Mari Elka Pangestu: Dampak Perang Dagang AS-China Tak Signifikan untuk Indonesia
Dewan Ekonomi Nasional (DEN) mengimbau masyarakat untuk tetap tenang meskipun ketegangan perdagangan antara Amerika Serikat (AS) dan China semakin meningkat. AS diketahui telah memberlakukan tarif impor sebesar 145% terhadap produk dari China, sementara China membalas dengan menetapkan tarif 125% untuk barang-barang asal AS.
Wakil Ketua DEN, Mari Elka Pangestu, menekankan bahwa masyarakat tidak perlu khawatir berlebihan dengan dampak perang dagang tersebut, karena pengaruhnya terhadap Indonesia diperkirakan tidak akan terlalu signifikan.
Saat ini, beberapa negara Asia dikenakan tarif tinggi oleh AS, seperti Kamboja (49%), Vietnam (46%), Thailand (36%), Indonesia (32%), dan Malaysia (24%), sebagai upaya untuk mengurangi defisit perdagangan AS yang semakin melebar.
“Mari mengimbau agar masyarakat tetap tenang dan tidak mudah panik,” kata Mari saat hadir dalam acara The Yudhoyono Institute yang bertema ‘Dinamika dan Perkembangan Dunia Terkini: Geopolitik, Keamanan, dan Ekonomi Global’ di Ballroom Grand Sahid Jaya, pada Minggu (13/4/2025).
Mari juga menambahkan, pemerintah perlu melakukan pendekatan negosiasi dengan AS dan China seiring dengan penundaan pengenaan tarif yang dilakukan oleh Presiden AS, Donald Trump, selama 90 hari ke sejumlah negara kecuali China.
“Untuk jangka pendek, kita harus menjalin kesepakatan dengan AS, namun juga perlu berkomunikasi dengan China,” ujarnya.
Di samping itu, Mari menyatakan pentingnya reformasi dalam kebijakan perdagangan Indonesia.
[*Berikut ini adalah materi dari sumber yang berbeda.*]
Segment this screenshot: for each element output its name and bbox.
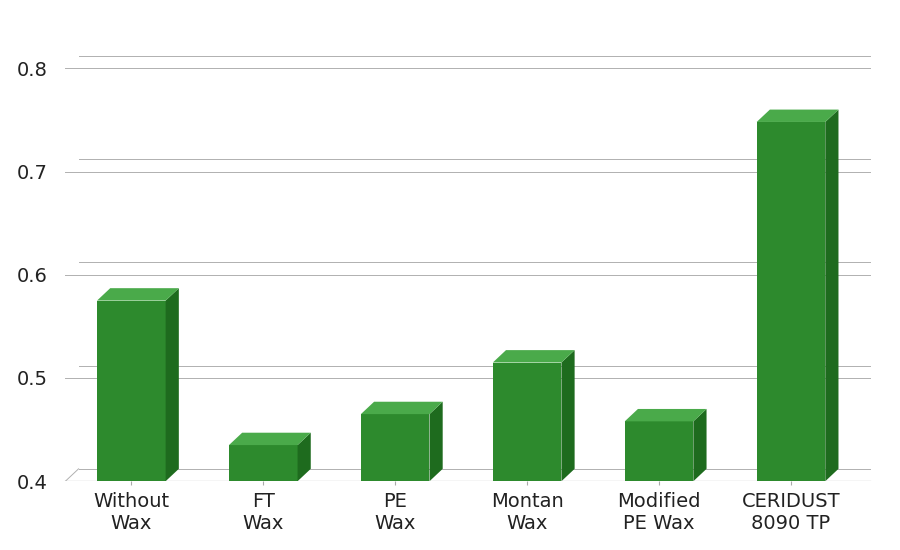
Polygon shape	[757, 109, 839, 122]
Polygon shape	[693, 409, 706, 481]
Polygon shape	[97, 288, 179, 300]
Polygon shape	[361, 402, 443, 414]
Polygon shape	[429, 402, 443, 481]
Polygon shape	[562, 350, 574, 481]
Polygon shape	[97, 300, 166, 481]
Polygon shape	[166, 288, 179, 481]
Polygon shape	[493, 362, 562, 481]
Polygon shape	[825, 109, 839, 481]
Polygon shape	[229, 445, 298, 481]
Polygon shape	[298, 433, 310, 481]
Polygon shape	[493, 350, 574, 362]
Polygon shape	[361, 414, 429, 481]
Polygon shape	[625, 421, 693, 481]
Polygon shape	[757, 122, 825, 481]
Polygon shape	[229, 433, 310, 445]
Polygon shape	[625, 409, 706, 421]
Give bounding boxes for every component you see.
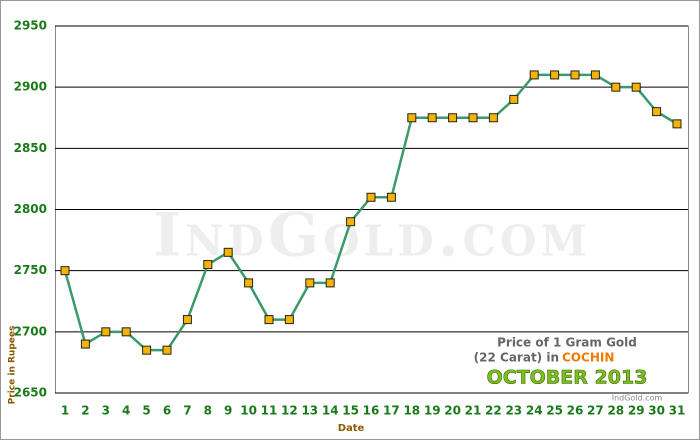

DEN, bersama dengan Kementerian Koordinator Bidang Perekonomian dan lembaga terkait lainnya, tengah merumuskan kebijakan baru untuk menghadapi dampak perang tarif ini.
“Reformasi ini mencakup pengurangan biaya ekonomi tinggi, penyederhanaan prosedur impor, serta peningkatan transparansi dan pengawasan dalam kebijakan-kebijakan kita,” tambah Mari.
Mari juga menyoroti perlunya pemerintah untuk melindungi sektor-sektor yang paling terpengaruh oleh kebijakan tarif tinggi AS agar mengurangi risiko pemutusan hubungan kerja (PHK) serta menjaga daya beli masyarakat.
Lebih lanjut, ia menyarankan agar pemerintah memperluas pasar ekspor bagi produk dalam negeri dan mengelola impor dengan bijak, guna menjaga keseimbangan pasar domestik yang terdampak oleh perseteruan tarif antara AS dan China.
“Kita perlu mengelola aliran barang yang masuk dari negara lain akibat pergeseran pasar ekspor yang sebelumnya ditujukan ke AS,” jelasnya. “ASEAN harus bereaksi secara kolektif, dengan fokus pada pembangunan kepercayaan di antara negara-negara anggotanya.”